How Is Average Velocity Half of Final Velocity in Constant Acceleration?

[xxpsychoxx]

I got this problem and it just stumped me. Can anyone give me the solution? Anyways, here's the question:
Show that the average velocity of a body undergoing constant acceleration, and starting from rest. is half of its final velocity.

Thanks in advance

 

[Physicsisfun2005]

i was trying to solve your problem with some made up #'s but i couldn't get the V average to equal Vf. It may be my methods...

 

[cookiemonster]

Sounds like you're already given the solution. The trick is getting there, right?

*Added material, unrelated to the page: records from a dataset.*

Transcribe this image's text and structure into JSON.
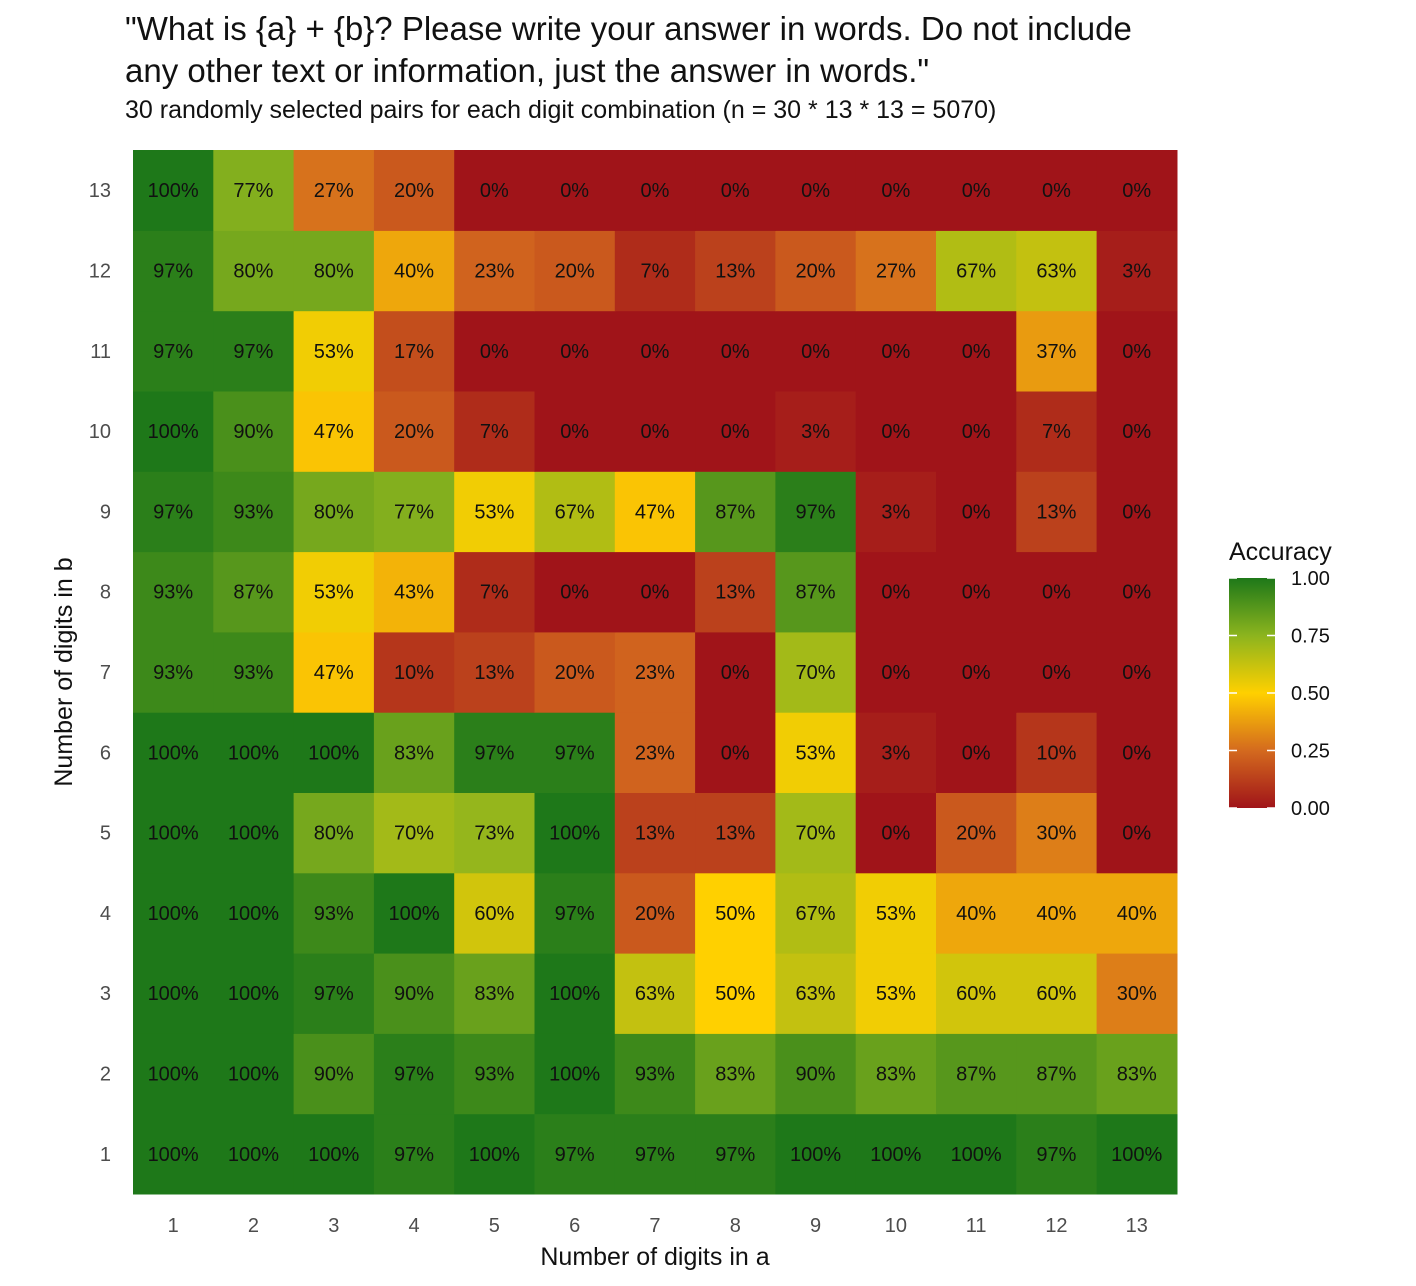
{
  "chart_data": {
    "type": "heatmap",
    "title": "\"What is {a} + {b}? Please write your answer in words. Do not include\nany other text or information, just the answer in words.\"",
    "subtitle": "30 randomly selected pairs for each digit combination (n = 30 * 13 * 13 = 5070)",
    "xlabel": "Number of digits in a",
    "ylabel": "Number of digits in b",
    "x_categories": [
      "1",
      "2",
      "3",
      "4",
      "5",
      "6",
      "7",
      "8",
      "9",
      "10",
      "11",
      "12",
      "13"
    ],
    "y_categories": [
      "1",
      "2",
      "3",
      "4",
      "5",
      "6",
      "7",
      "8",
      "9",
      "10",
      "11",
      "12",
      "13"
    ],
    "values_by_b": {
      "1": [
        100,
        100,
        100,
        97,
        100,
        97,
        97,
        97,
        100,
        100,
        100,
        97,
        100
      ],
      "2": [
        100,
        100,
        90,
        97,
        93,
        100,
        93,
        83,
        90,
        83,
        87,
        87,
        83
      ],
      "3": [
        100,
        100,
        97,
        90,
        83,
        100,
        63,
        50,
        63,
        53,
        60,
        60,
        30
      ],
      "4": [
        100,
        100,
        93,
        100,
        60,
        97,
        20,
        50,
        67,
        53,
        40,
        40,
        40
      ],
      "5": [
        100,
        100,
        80,
        70,
        73,
        100,
        13,
        13,
        70,
        0,
        20,
        30,
        0
      ],
      "6": [
        100,
        100,
        100,
        83,
        97,
        97,
        23,
        0,
        53,
        3,
        0,
        10,
        0
      ],
      "7": [
        93,
        93,
        47,
        10,
        13,
        20,
        23,
        0,
        70,
        0,
        0,
        0,
        0
      ],
      "8": [
        93,
        87,
        53,
        43,
        7,
        0,
        0,
        13,
        87,
        0,
        0,
        0,
        0
      ],
      "9": [
        97,
        93,
        80,
        77,
        53,
        67,
        47,
        87,
        97,
        3,
        0,
        13,
        0
      ],
      "10": [
        100,
        90,
        47,
        20,
        7,
        0,
        0,
        0,
        3,
        0,
        0,
        7,
        0
      ],
      "11": [
        97,
        97,
        53,
        17,
        0,
        0,
        0,
        0,
        0,
        0,
        0,
        37,
        0
      ],
      "12": [
        97,
        80,
        80,
        40,
        23,
        20,
        7,
        13,
        20,
        27,
        67,
        63,
        3
      ],
      "13": [
        100,
        77,
        27,
        20,
        0,
        0,
        0,
        0,
        0,
        0,
        0,
        0,
        0
      ]
    },
    "value_suffix": "%",
    "legend": {
      "title": "Accuracy",
      "ticks": [
        "1.00",
        "0.75",
        "0.50",
        "0.25",
        "0.00"
      ],
      "range": [
        0,
        1
      ],
      "placement": "right"
    },
    "color_scale": [
      {
        "stop": 0.0,
        "color": "#a01419"
      },
      {
        "stop": 0.25,
        "color": "#d46a1e"
      },
      {
        "stop": 0.5,
        "color": "#ffd000"
      },
      {
        "stop": 0.75,
        "color": "#8cb41e"
      },
      {
        "stop": 1.0,
        "color": "#1e7819"
      }
    ],
    "grid": false
  }
}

Why don't you show us what you've tried so far?

cookiemonster

 

[blackflub]

well if you take the initial V plus the final V and average it out your going to get the average V. (0+Vf)/2=1/2Vf I hope that helps

 

[NateTG]

There's a nifty equation for constant acceleration which essentially gives you the answer.

[tex]\vec{x}=\vec{x}_0+\frac{\vec{v}_0+\vec{v}}{2}t[/tex]

You can also derive it from:
[tex]\vec{x}=\vec{x}_0+\vec{v}_0t+\frac{1}{2}\vec{a}t^2[/tex]
and
[tex]\vec{v}=\vec{v}_0+\vec{a}t[/tex]
by solving the bottom equation for [tex]t[/tex] and substituting into the top one.

 

[HallsofIvy]

Assuming constant acceleration, a, then the speed after time t is
v_f= v₀+ at (so that t= (v_f-v₀)/a ) and the distance moved is v₀t+ (1/2)at².

At constant speed, u, the distance moved would be
ut. The average speed must move you the same distance as the actual speed in time t: ut= v₀tf+ (1/2)at. Solve for u, then replace t by v_f-v₀)/a.